I believe the correct behavior in this case is to return just the first element. iterate seems to be returning the Symbol β™‚ as well.

@simeonschaub
Copy link
Member

I can reproduce this on master.

@simeonschaub
Copy link
Member

simeonschaub commented Sep 21, 2020

I think the problem is that the state passed to isgraphemebreak! needs to be initialized on the first iteration with the null character. The following fixes the issue for me. Is this the correct way to do it?

diff --git a/base/strings/unicode.jl b/base/strings/unicode.jl
index 235f85184d..029787b3c1 100644
--- a/base/strings/unicode.jl
+++ b/base/strings/unicode.jl
@@ -671,7 +671,7 @@ function length(g::GraphemeIterator{S}) where {S}
     return n
 end
 
-function iterate(g::GraphemeIterator, i_=(Int32(0),firstindex(g.s)))
+function iterate(g::GraphemeIterator{S}, i_=(Int32(0),firstindex(g.s))) where {S}
     s = g.s
     statei, i = i_
     state = Ref{Int32}(statei)
@@ -679,6 +679,7 @@ function iterate(g::GraphemeIterator, i_=(Int32(0),firstindex(g.s)))
     y = iterate(s, i)
     y === nothing && return nothing
     c0, k = y
+    i == firstindex(g.s) && isgraphemebreak!(state, eltype(S)(0x00000000), c0)
     while k <= ncodeunits(s) # loop until next grapheme is s[i:j]
         c, β„“ = iterate(s, k)
         isgraphemebreak!(state, c0, c) && break

@JeffBezanson JeffBezanson added kind:bug Indicates an unexpected problem or unintended behavior domain:strings "Strings!" labels Sep 21, 2020
@Keno
Copy link
Member

Keno commented Sep 21, 2020

I don't think that should be required. If it is, that potentially seems like a bug in utf8proc

@simeonschaub
Copy link
Member

No, it seems to be documented: https://juliastrings.github.io/utf8proc/doc/utf8proc_8h.html#aae83bdcabf3a97c1046c0700ba353640. Apparently, we don't need to pass the state around though, we can just always set it to zero initially.

@Keno
Copy link
Member

Keno commented Sep 21, 2020

I wrote that documentation :). Yes, we don't need to pass the state around. Setting it to zero is fine. If that's required though that's a bug in utf8proc where it should reset the state by itself.

@simeonschaub
Copy link
Member

I just thought this was intended because that's how it's done in length(::GraphemeIterator), but perhaps that was just a workaround.

@Keno
Copy link
Member

Keno commented Sep 21, 2020

It's definitely not supposed to be needed because eltype(S)(0x00000000) is not a character that occurs in the source. Something else is wrong (maybe a missing reset of the state in utf8proc). And of course it should be refactored to not need to useless carry around the state.

@kdheepak
Copy link
Contributor Author

kdheepak commented Sep 22, 2020

Thanks for the comment @Keno and @simeonschaub for looking into this!
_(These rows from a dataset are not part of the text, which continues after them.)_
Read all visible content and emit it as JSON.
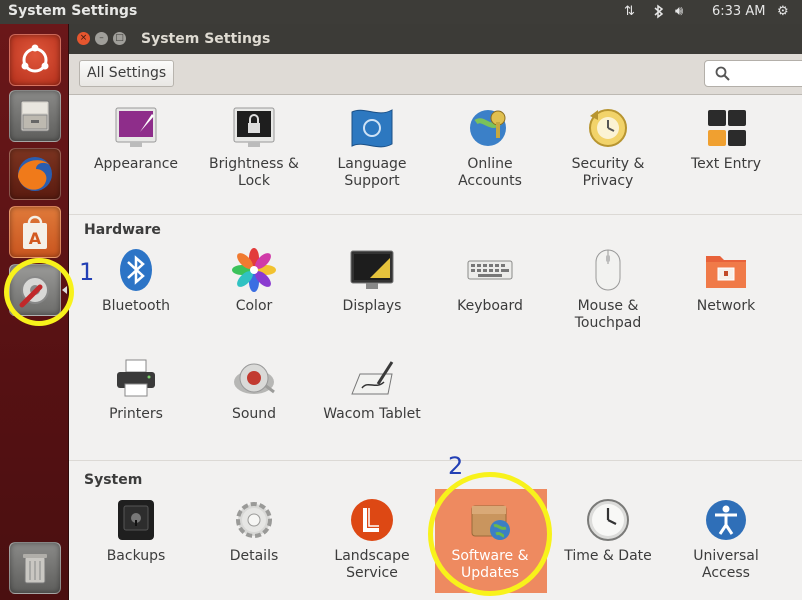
{
  "top_panel": {
    "title": "System Settings",
    "time": "6:33 AM",
    "icons": [
      "network-transfer-icon",
      "bluetooth-icon",
      "volume-icon",
      "power-gear-icon"
    ]
  },
  "launcher": {
    "items": [
      "ubuntu-dash-icon",
      "files-icon",
      "firefox-icon",
      "software-center-icon",
      "system-settings-icon",
      "trash-icon"
    ]
  },
  "window": {
    "title": "System Settings",
    "all_settings_label": "All Settings",
    "search_placeholder": ""
  },
  "personal": {
    "items": [
      {
        "label": "Appearance",
        "icon": "appearance-icon"
      },
      {
        "label": "Brightness &\nLock",
        "icon": "brightness-lock-icon"
      },
      {
        "label": "Language\nSupport",
        "icon": "language-support-icon"
      },
      {
        "label": "Online\nAccounts",
        "icon": "online-accounts-icon"
      },
      {
        "label": "Security &\nPrivacy",
        "icon": "security-privacy-icon"
      },
      {
        "label": "Text Entry",
        "icon": "text-entry-icon"
      }
    ]
  },
  "hardware": {
    "heading": "Hardware",
    "items": [
      {
        "label": "Bluetooth",
        "icon": "bluetooth-icon"
      },
      {
        "label": "Color",
        "icon": "color-icon"
      },
      {
        "label": "Displays",
        "icon": "displays-icon"
      },
      {
        "label": "Keyboard",
        "icon": "keyboard-icon"
      },
      {
        "label": "Mouse &\nTouchpad",
        "icon": "mouse-icon"
      },
      {
        "label": "Network",
        "icon": "network-icon"
      },
      {
        "label": "Printers",
        "icon": "printer-icon"
      },
      {
        "label": "Sound",
        "icon": "sound-icon"
      },
      {
        "label": "Wacom Tablet",
        "icon": "wacom-tablet-icon"
      }
    ]
  },
  "system": {
    "heading": "System",
    "items": [
      {
        "label": "Backups",
        "icon": "backups-icon"
      },
      {
        "label": "Details",
        "icon": "details-icon"
      },
      {
        "label": "Landscape\nService",
        "icon": "landscape-icon"
      },
      {
        "label": "Software &\nUpdates",
        "icon": "software-updates-icon"
      },
      {
        "label": "Time & Date",
        "icon": "clock-icon"
      },
      {
        "label": "Universal\nAccess",
        "icon": "universal-access-icon"
      }
    ]
  },
  "annotations": {
    "step1": "1",
    "step2": "2",
    "ring_color": "#f8f21b",
    "number_color": "#2340b5"
  },
  "colors": {
    "launcher": "#5a1214",
    "selected_tile": "#ee8a60",
    "window_bg": "#f2f1f0"
  }
}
I am going through the source of utf8proc.c and utf8proc.h to see if I can narrow it down.

UAX#29 defines the grapheme cluster boundary rules in this section. Specifically there's this rule: http://www.unicode.org/reports/tr29/#GB11

Do not break within emoji modifier 					sequences or emoji zwj sequences.
--
GB11 | \p{Extended_Pictographic} 						Extend* ZWJ | Γ— | \p{Extended_Pictographic}

These lines in grapheme_break_simple manage the rule for this:

(lbc == UTF8PROC_BOUNDCLASS_E_ZWG &&              // GB11 (requires additional handling below)
 tbc == UTF8PROC_BOUNDCLASS_EXTENDED_PICTOGRAPHIC) ? false : // ----

My understanding is that this is implemented as a state machine.
The grapheme_break_simple function that contains the code above is called from grapheme_break_extended which manages the state machine.
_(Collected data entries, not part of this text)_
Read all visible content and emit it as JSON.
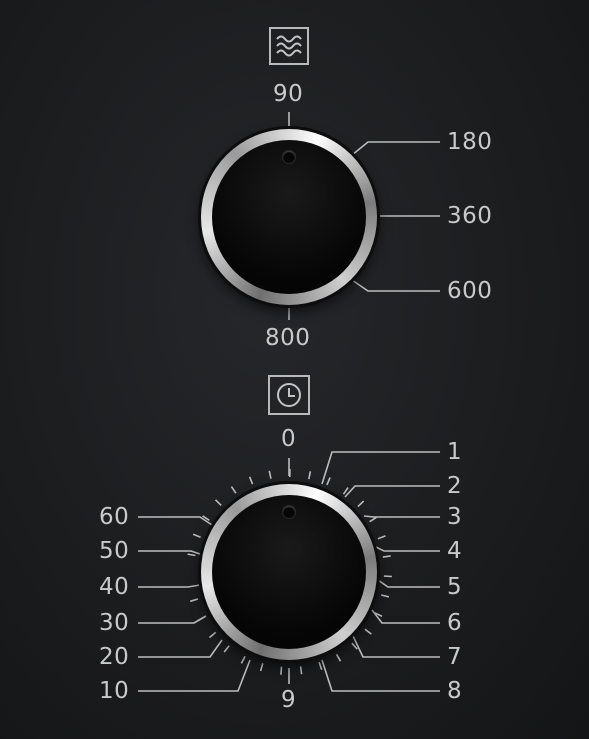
{
  "power_control": {
    "icon": "microwave-waves-icon",
    "labels": {
      "top": "90",
      "upper_right": "180",
      "right": "360",
      "lower_right": "600",
      "bottom": "800"
    }
  },
  "timer_control": {
    "icon": "clock-icon",
    "top": "0",
    "bottom": "9",
    "right": [
      "1",
      "2",
      "3",
      "4",
      "5",
      "6",
      "7",
      "8"
    ],
    "left": [
      "60",
      "50",
      "40",
      "30",
      "20",
      "10"
    ]
  }
}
I think it is this part of the "state machine" that is causing the issue.

else if (*state == UTF8PROC_BOUNDCLASS_EXTENDED_PICTOGRAPHIC) {
  if (tbc == UTF8PROC_BOUNDCLASS_EXTEND) // fold EXTEND codepoints into emoji
    *state = UTF8PROC_BOUNDCLASS_EXTENDED_PICTOGRAPHIC;
  else if (tbc == UTF8PROC_BOUNDCLASS_ZWJ)
    *state = UTF8PROC_BOUNDCLASS_E_ZWG; // state to record emoji+zwg combo
  else
    *state = tbc;
}

I did some print style debugging to figure out what is going on.
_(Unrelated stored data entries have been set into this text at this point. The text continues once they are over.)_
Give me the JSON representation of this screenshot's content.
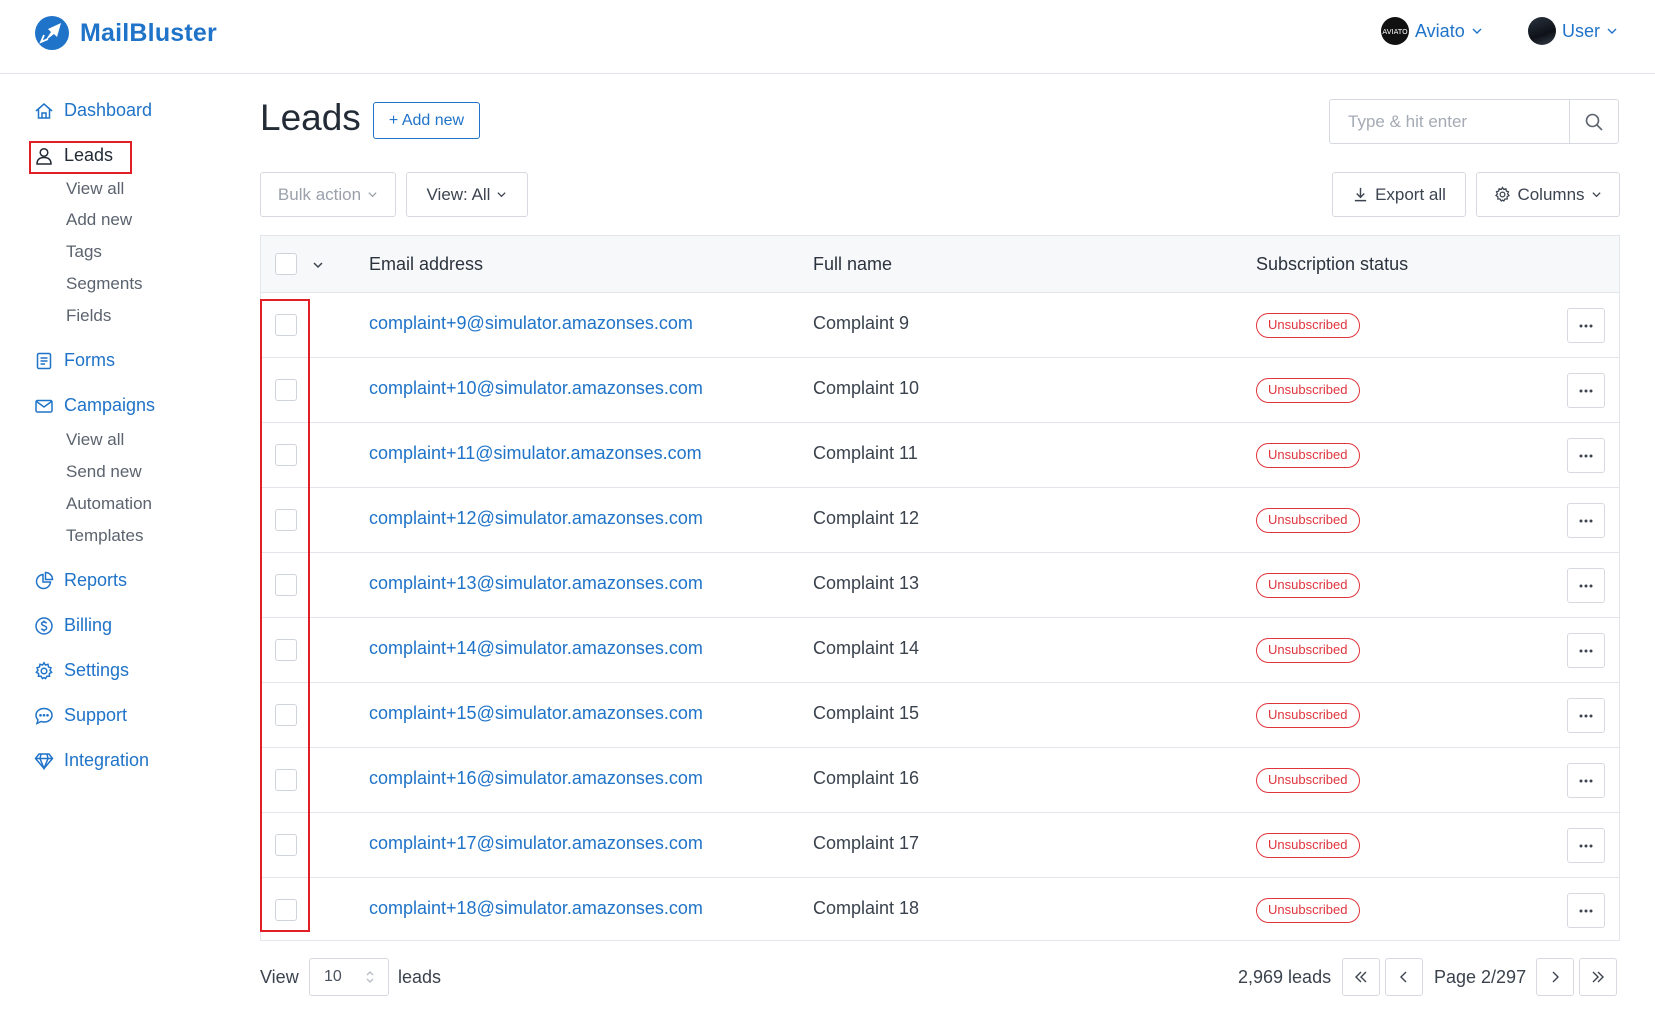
{
  "app": {
    "name": "MailBluster",
    "brand_color": "#1f73c8",
    "danger_color": "#e0343c"
  },
  "header": {
    "account_label": "Aviato",
    "user_label": "User"
  },
  "sidebar": {
    "items": [
      {
        "label": "Dashboard",
        "icon": "home-icon"
      },
      {
        "label": "Leads",
        "icon": "user-icon",
        "active": true
      },
      {
        "label": "Forms",
        "icon": "form-icon"
      },
      {
        "label": "Campaigns",
        "icon": "envelope-icon"
      },
      {
        "label": "Reports",
        "icon": "pie-chart-icon"
      },
      {
        "label": "Billing",
        "icon": "dollar-icon"
      },
      {
        "label": "Settings",
        "icon": "gear-icon"
      },
      {
        "label": "Support",
        "icon": "chat-icon"
      },
      {
        "label": "Integration",
        "icon": "diamond-icon"
      }
    ],
    "leads_sub": [
      "View all",
      "Add new",
      "Tags",
      "Segments",
      "Fields"
    ],
    "campaigns_sub": [
      "View all",
      "Send new",
      "Automation",
      "Templates"
    ]
  },
  "main": {
    "title": "Leads",
    "add_new_label": "+ Add new",
    "search_placeholder": "Type & hit enter",
    "bulk_action_label": "Bulk action",
    "view_label": "View: All",
    "export_label": "Export all",
    "columns_label": "Columns"
  },
  "table": {
    "columns": [
      "Email address",
      "Full name",
      "Subscription status"
    ],
    "rows": [
      {
        "email": "complaint+9@simulator.amazonses.com",
        "name": "Complaint 9",
        "status": "Unsubscribed"
      },
      {
        "email": "complaint+10@simulator.amazonses.com",
        "name": "Complaint 10",
        "status": "Unsubscribed"
      },
      {
        "email": "complaint+11@simulator.amazonses.com",
        "name": "Complaint 11",
        "status": "Unsubscribed"
      },
      {
        "email": "complaint+12@simulator.amazonses.com",
        "name": "Complaint 12",
        "status": "Unsubscribed"
      },
      {
        "email": "complaint+13@simulator.amazonses.com",
        "name": "Complaint 13",
        "status": "Unsubscribed"
      },
      {
        "email": "complaint+14@simulator.amazonses.com",
        "name": "Complaint 14",
        "status": "Unsubscribed"
      },
      {
        "email": "complaint+15@simulator.amazonses.com",
        "name": "Complaint 15",
        "status": "Unsubscribed"
      },
      {
        "email": "complaint+16@simulator.amazonses.com",
        "name": "Complaint 16",
        "status": "Unsubscribed"
      },
      {
        "email": "complaint+17@simulator.amazonses.com",
        "name": "Complaint 17",
        "status": "Unsubscribed"
      },
      {
        "email": "complaint+18@simulator.amazonses.com",
        "name": "Complaint 18",
        "status": "Unsubscribed"
      }
    ]
  },
  "footer": {
    "view_label": "View",
    "per_page": "10",
    "leads_label": "leads",
    "total_label": "2,969 leads",
    "page_label": "Page 2/297"
  }
}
Here is the state machine transition in the following format:

tbc (tbc -> boundclass) : from_state -> to_state = break_permitted
'🏼'     (UTF8PROC_BOUNDCLASS_EXTEND)                : UTF8PROC_BOUNDCLASS_START                 -> UTF8PROC_BOUNDCLASS_EXTEND                = false
'\u200d' (UTF8PROC_BOUNDCLASS_ZWJ)                   : UTF8PROC_BOUNDCLASS_EXTEND                -> UTF8PROC_BOUNDCLASS_ZWJ                   = false
'β™‚'      (UTF8PROC_BOUNDCLASS_EXTENDED_PICTOGRAPHIC) : UTF8PROC_BOUNDCLASS_ZWJ                   -> UTF8PROC_BOUNDCLASS_EXTENDED_PICTOGRAPHIC = true
'️'       (UTF8PROC_BOUNDCLASS_EXTEND)                : UTF8PROC_BOUNDCLASS_EXTENDED_PICTOGRAPHIC -> UTF8PROC_BOUNDCLASS_EXTENDED_PICTOGRAPHIC = false

You can see that when the boundclass is UTF8PROC_BOUNDCLASS_ZWJ and the state goes from UTF8PROC_BOUNDCLASS_EXTEND to UTF8PROC_BOUNDCLASS_ZWJ. I believe this state should be UTF8PROC_BOUNDCLASS_E_ZWG instead. The current implementation of the state machine "loses" the information that it was part of an extending grapheme cluster.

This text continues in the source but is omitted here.